Once you’ve followed the recommended steps, you’re ready to apply to Companies House to strike off your company. The directors must formally agree to close down the company, either by passing a resolution at a board meeting or by written board resolution. You can then complete and file Companies House Form DS01.
Quality Company Formations offers a full Company Dissolution Service for only £89.99 plus VAT. All you need to do is electronically sign the application to dissolve your company – we will do the rest, which includes paying the Companies House fee of £50.00, filing form DSO1, and preparing a board resolution to approve the dissolution.
If your application is accepted, a notice will be put in your local Gazette. This invites any interested parties to object. Assuming this doesn’t happen, there will be a second notice, two to three months later, announcing that the company has been dissolved.

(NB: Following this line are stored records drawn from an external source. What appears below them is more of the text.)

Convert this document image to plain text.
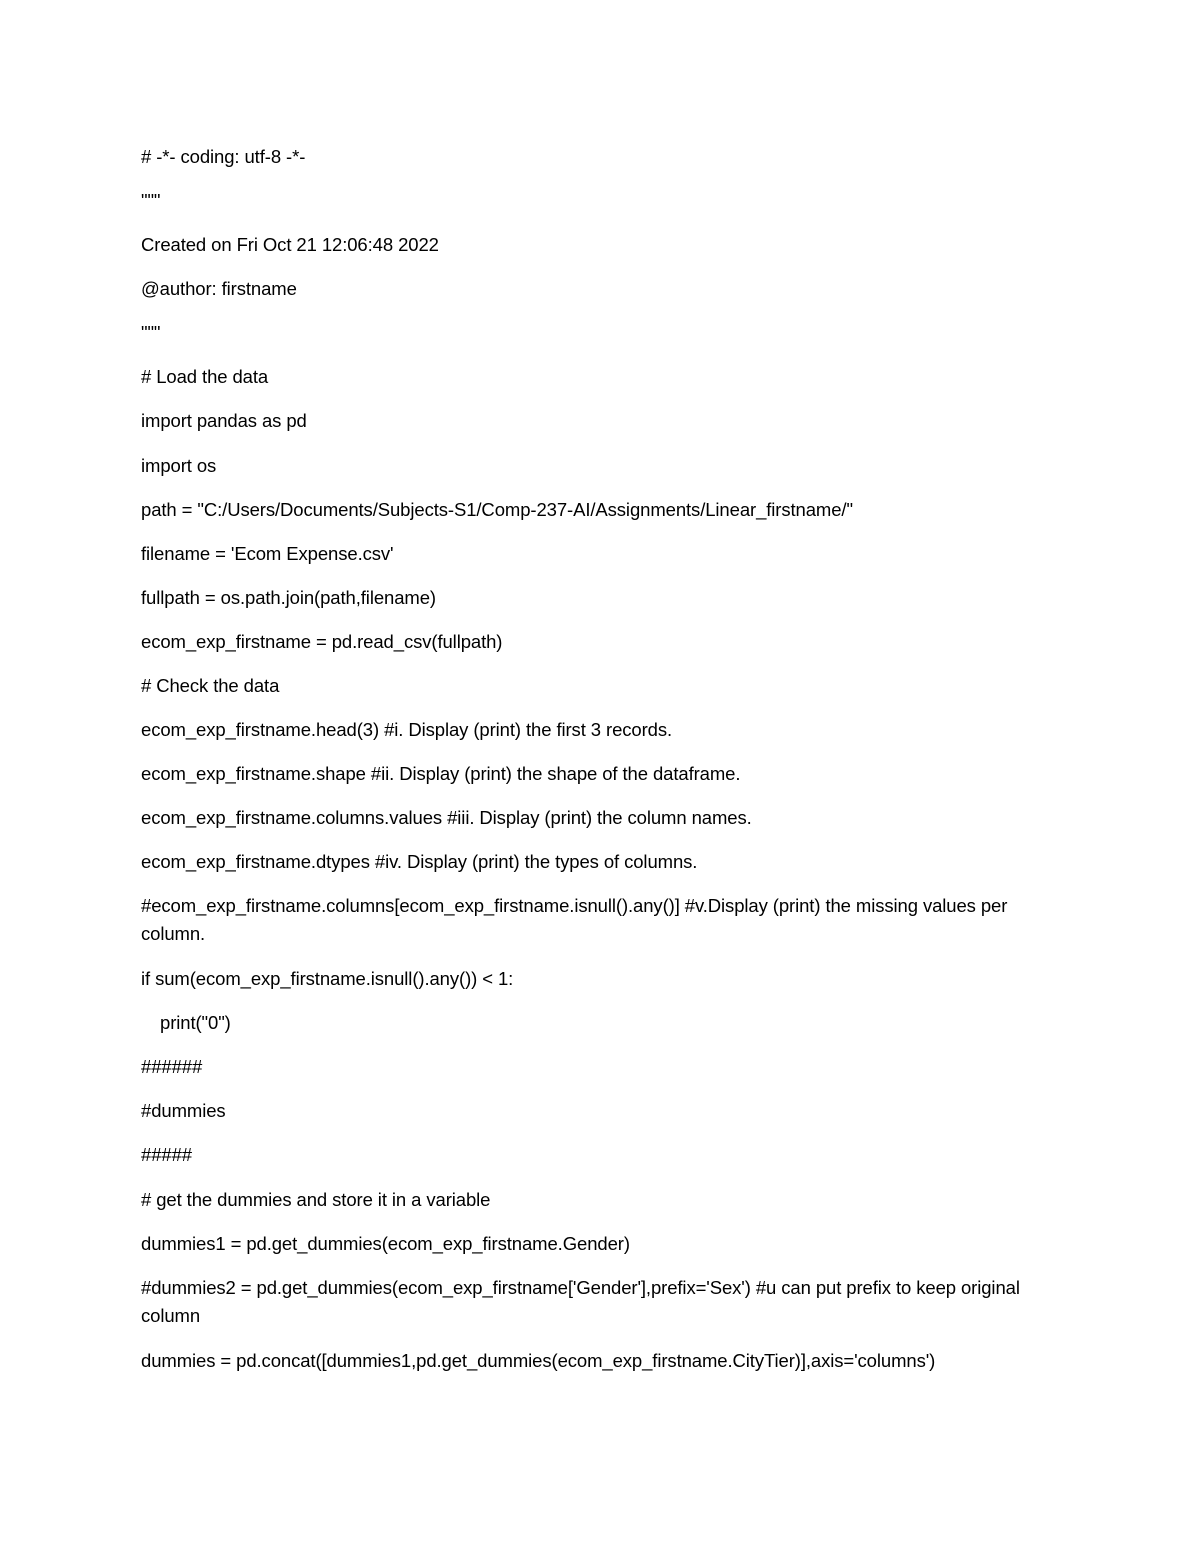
# -*- coding: utf-8 -*-
"""
Created on Fri Oct 21 12:06:48 2022
@author: firstname
"""
# Load the data
import pandas as pd
import os
path = "C:/Users/Documents/Subjects-S1/Comp-237-AI/Assignments/Linear_firstname/"
filename = 'Ecom Expense.csv'
fullpath = os.path.join(path,filename)
ecom_exp_firstname = pd.read_csv(fullpath)
# Check the data
ecom_exp_firstname.head(3) #i. Display (print) the first 3 records.
ecom_exp_firstname.shape #ii. Display (print) the shape of the dataframe.
ecom_exp_firstname.columns.values #iii. Display (print) the column names.
ecom_exp_firstname.dtypes #iv. Display (print) the types of columns.
#ecom_exp_firstname.columns[ecom_exp_firstname.isnull().any()] #v.Display (print) the missing values per column.
if sum(ecom_exp_firstname.isnull().any()) < 1:
print("0")
######
#dummies
#####
# get the dummies and store it in a variable
dummies1 = pd.get_dummies(ecom_exp_firstname.Gender)
#dummies2 = pd.get_dummies(ecom_exp_firstname['Gender'],prefix='Sex') #u can put prefix to keep original column
dummies = pd.concat([dummies1,pd.get_dummies(ecom_exp_firstname.CityTier)],axis='columns')
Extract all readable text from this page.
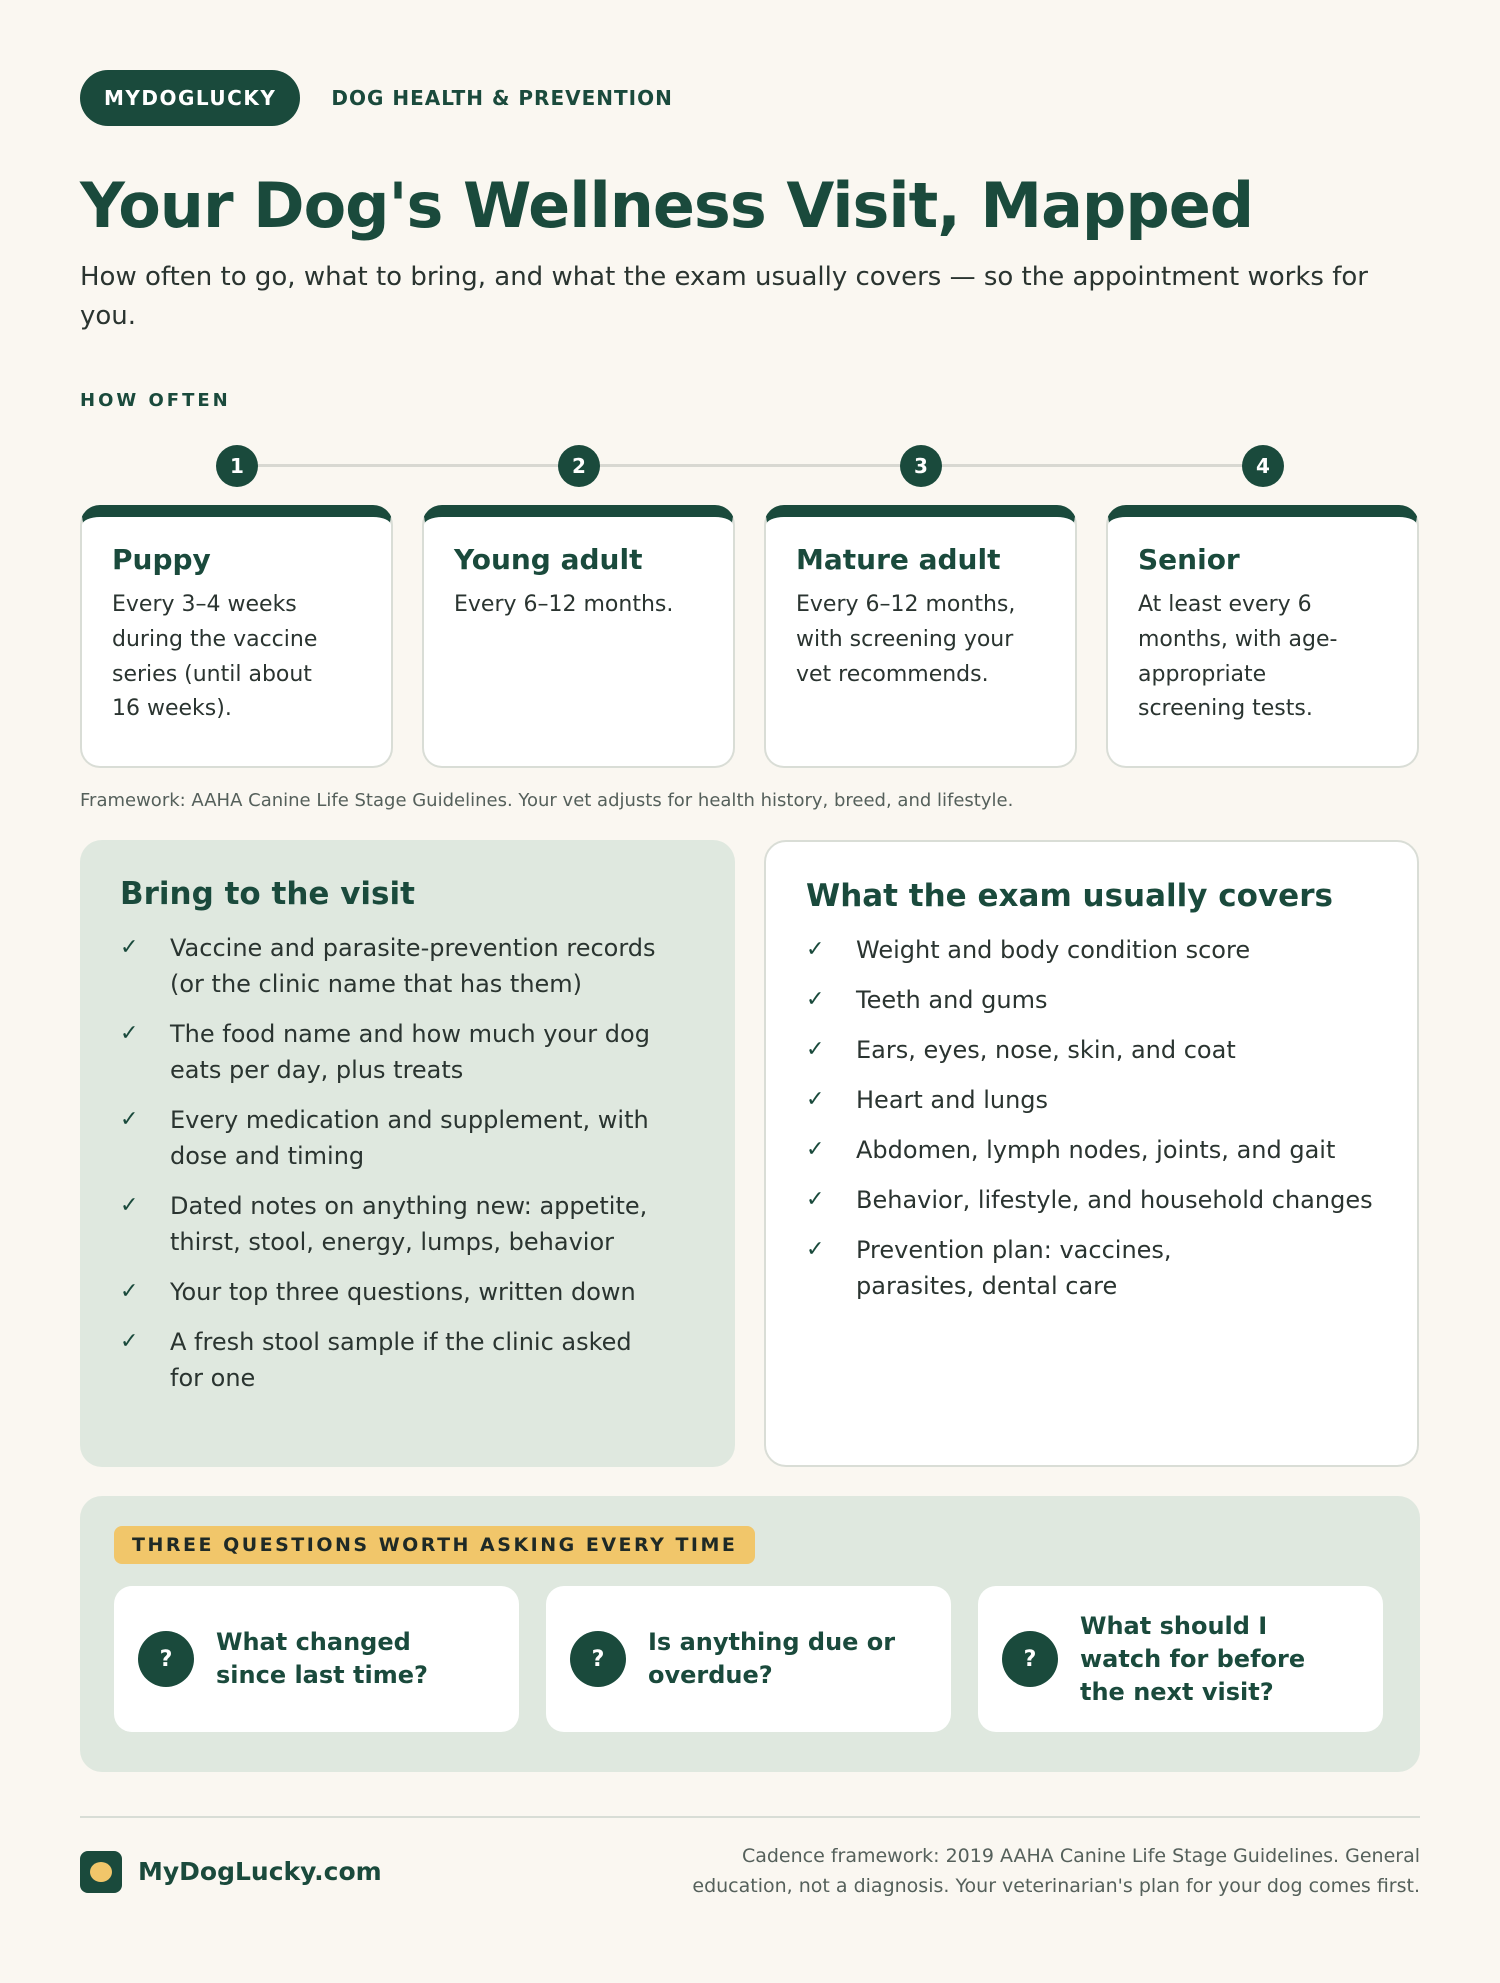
MYDOGLUCKY	DOG HEALTH & PREVENTION
Your Dog's Wellness Visit, Mapped

How often to go, what to bring, and what the exam usually covers — so the appointment works for you.

HOW OFTEN
1	2	3	4
Puppy
Every 3–4 weeks during the vaccine series (until about 16 weeks).
Young adult
Every 6–12 months.
Mature adult
Every 6–12 months, with screening your vet recommends.
Senior
At least every 6 months, with age-appropriate screening tests.
Framework: AAHA Canine Life Stage Guidelines. Your vet adjusts for health history, breed, and lifestyle.
Bring to the visit
✓	Vaccine and parasite-prevention records (or the clinic name that has them)
✓	The food name and how much your dog eats per day, plus treats
✓	Every medication and supplement, with dose and timing
✓	Dated notes on anything new: appetite, thirst, stool, energy, lumps, behavior
✓	Your top three questions, written down
✓	A fresh stool sample if the clinic asked for one
What the exam usually covers
✓	Weight and body condition score
✓	Teeth and gums
✓	Ears, eyes, nose, skin, and coat
✓	Heart and lungs
✓	Abdomen, lymph nodes, joints, and gait
✓	Behavior, lifestyle, and household changes
✓	Prevention plan: vaccines, parasites, dental care
THREE QUESTIONS WORTH ASKING EVERY TIME
?
What changed since last time?
?
Is anything due or overdue?
?
What should I watch for before the next visit?
MyDogLucky.com
Cadence framework: 2019 AAHA Canine Life Stage Guidelines. General education, not a diagnosis. Your veterinarian's plan for your dog comes first.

Once my company has been dissolved, do I need to keep my business documents?
You should keep all your business documents (including bank statements, invoices and receipts) for seven years after the striking-off period. If your company had employees, it is necessary to keep copies of the employers’ liability insurance policy and schedule for 40 years from the date it was dissolved.
Why might there be objections to a company being struck off?
Individuals and other businesses or organisations may object to the dissolution of your company if:
- Interested parties weren’t informed about the proposed strike-off
- A declaration on the DS01 form is false
- The company hasn’t complied with the conditions for striking off
- There is an action (or pending action) to recover money owed by the company
- Other legal action is being taken against the company
- One or more of the directors has committed tax fraud or another offence
- The company has been wrongfully trading
- HMRC may object to a strike-off for unpaid tax bills
Objections must be sent to Companies House. If any of these are upheld before the 2-3 months is up, then the strike-off will be suspended.
Can I withdraw an application to have my company struck off?
If you change your mind or your company becomes insolvent you can withdraw the application, providing your business is still on the Companies Register.
To withdraw your application, you should complete Companies House Form DS02.
What is a Members’ Voluntary Liquidation (MVL), and why choose that over striking off?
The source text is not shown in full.